Household spending rose 0.2 percent, a second monthly gain, a separate report showed today. Economists expected outlays to increase 0.5 percent.

“Consumer spending will clearly start weaken once the impact of the stimulus packages fades,” said Takeshi Minami, chief economist at Norinchukin Research Institute in Tokyo.

Nintendo Co. and Sony, the largest makers of game consoles, are facing mounting pressure to cut prices after reports yesterday showed sales of the motion-sensing Wii fell for the first time and PlayStation 3 shipments tumbled to a two-year low.

The U.S. unemployment rate rose to a quarter-century high of 9.5 percent in June and in the euro zone it reached a decade high of 9.5 percent in May.

Saving More

At home, consumers are starting to save more, prompting retailers to offer cheaper products to lure consumers.

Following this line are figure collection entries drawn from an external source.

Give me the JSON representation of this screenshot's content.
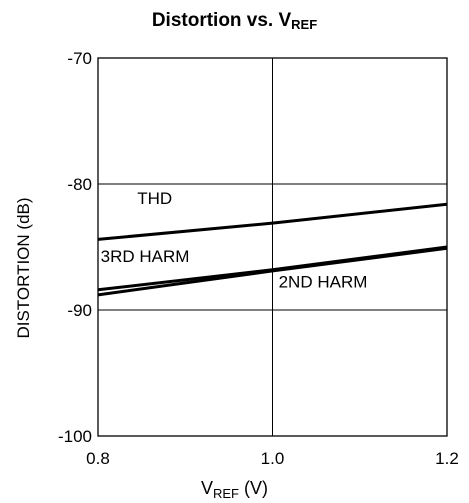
{
  "chart_data": {
    "type": "line",
    "title": {
      "main": "Distortion vs. V",
      "sub": "REF"
    },
    "xlabel": {
      "main": "V",
      "sub": "REF",
      "unit": " (V)"
    },
    "ylabel": "DISTORTION (dB)",
    "xlim": [
      0.8,
      1.2
    ],
    "ylim": [
      -100,
      -70
    ],
    "x_ticks": [
      0.8,
      1.0,
      1.2
    ],
    "x_tick_labels": [
      "0.8",
      "1.0",
      "1.2"
    ],
    "y_ticks": [
      -100,
      -90,
      -80,
      -70
    ],
    "y_tick_labels": [
      "-100",
      "-90",
      "-80",
      "-70"
    ],
    "grid": true,
    "series": [
      {
        "name": "THD",
        "x": [
          0.8,
          1.0,
          1.2
        ],
        "y": [
          -84.4,
          -83.1,
          -81.6
        ]
      },
      {
        "name": "3RD HARM",
        "x": [
          0.8,
          1.0,
          1.2
        ],
        "y": [
          -88.4,
          -86.8,
          -85.0
        ]
      },
      {
        "name": "2ND HARM",
        "x": [
          0.8,
          1.0,
          1.2
        ],
        "y": [
          -88.8,
          -86.9,
          -85.1
        ]
      }
    ],
    "annotations": [
      {
        "text": "THD",
        "x": 0.845,
        "y": -81.6
      },
      {
        "text": "3RD HARM",
        "x": 0.803,
        "y": -86.2
      },
      {
        "text": "2ND HARM",
        "x": 1.007,
        "y": -88.2
      }
    ]
  }
}
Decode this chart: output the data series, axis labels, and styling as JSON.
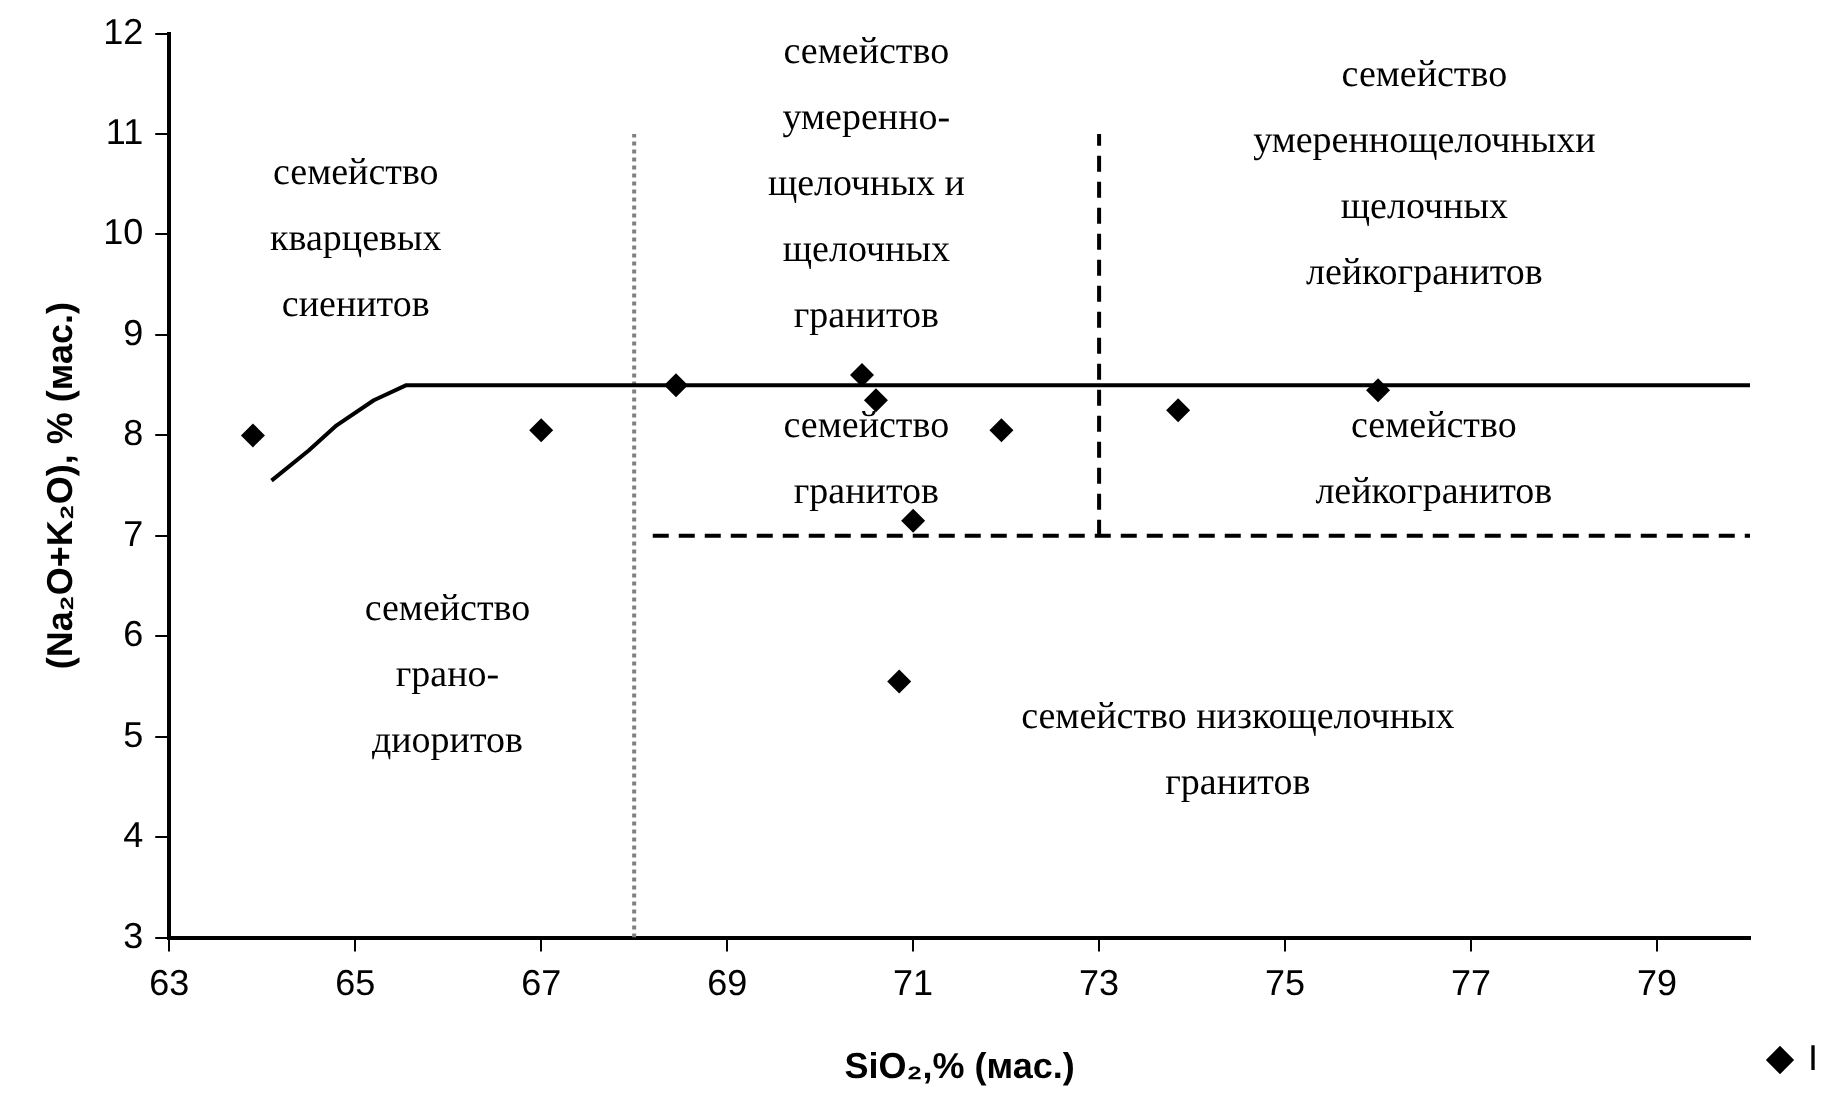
{
  "chart_data": {
    "type": "scatter",
    "xlabel": "SiO₂,% (мас.)",
    "ylabel": "(Na₂O+K₂O), % (мас.)",
    "xlim": [
      63,
      80
    ],
    "xticks": [
      63,
      65,
      67,
      69,
      71,
      73,
      75,
      77,
      79
    ],
    "ylim": [
      3,
      12
    ],
    "yticks": [
      3,
      4,
      5,
      6,
      7,
      8,
      9,
      10,
      11,
      12
    ],
    "grid": false,
    "legend": "right",
    "series": [
      {
        "name": "I",
        "type": "scatter",
        "color": "#000000",
        "marker": "diamond",
        "x": [
          63.9,
          67.0,
          68.45,
          70.45,
          70.6,
          71.95,
          71.0,
          70.85,
          73.85,
          76.0
        ],
        "values": [
          8.0,
          8.05,
          8.5,
          8.6,
          8.35,
          8.05,
          7.15,
          5.55,
          8.25,
          8.45
        ]
      },
      {
        "type": "line",
        "color": "#000000",
        "line_style": "solid",
        "marker": "none",
        "x": [
          64.1,
          64.5,
          64.8,
          65.2,
          65.55,
          80
        ],
        "values": [
          7.55,
          7.85,
          8.1,
          8.35,
          8.5,
          8.5
        ]
      },
      {
        "type": "line",
        "color": "#000000",
        "line_style": "dashed",
        "marker": "none",
        "x": [
          68.2,
          80
        ],
        "values": [
          7,
          7
        ]
      },
      {
        "type": "line",
        "color": "#000000",
        "line_style": "dashed",
        "marker": "none",
        "x": [
          73,
          73
        ],
        "values": [
          7,
          11
        ]
      },
      {
        "type": "line",
        "color": "#808080",
        "line_style": "dotted",
        "marker": "none",
        "x": [
          68,
          68
        ],
        "values": [
          3,
          11
        ]
      }
    ],
    "annotations": [
      "семейство\nкварцевых\nсиенитов",
      "семейство\nумеренно-\nщелочных и\nщелочных\nгранитов",
      "семейство\nумереннощелочныхи\nщелочных\nлейкогранитов",
      "семейство\nгранитов",
      "семейство\nлейкогранитов",
      "семейство\nграно-\nдиоритов",
      "семейство низкощелочных\nгранитов"
    ]
  }
}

Department store operator Millenium Retailing Inc. will start selling cheaper, generic products in September, according to Nagatoshi Nii, spokesman at the retailer. Aeon Co., Japan’s second-largest retailer, started selling house-brand beer that’s 20 percent cheaper than equivalent products at major breweries.

The drop in consumer prices will probably accelerate through the third quarter and exceed 2 percent in reaction to last year’s record increases in oil, Bank of Japan board member Tadao Noda said yesterday. Declines will moderate after that as the economy improves, he added.

Summer bonuses at Japan’s largest companies will slide a record 18.3 percent this year, according to a survey published last month by the Keidanren, the country’s biggest business lobby. The average budget for this summer vacation for each individual dropped 18 percent to 88,000 yen ($925) from last year, the lowest in four years, Dentsu Research Inc. reported this week.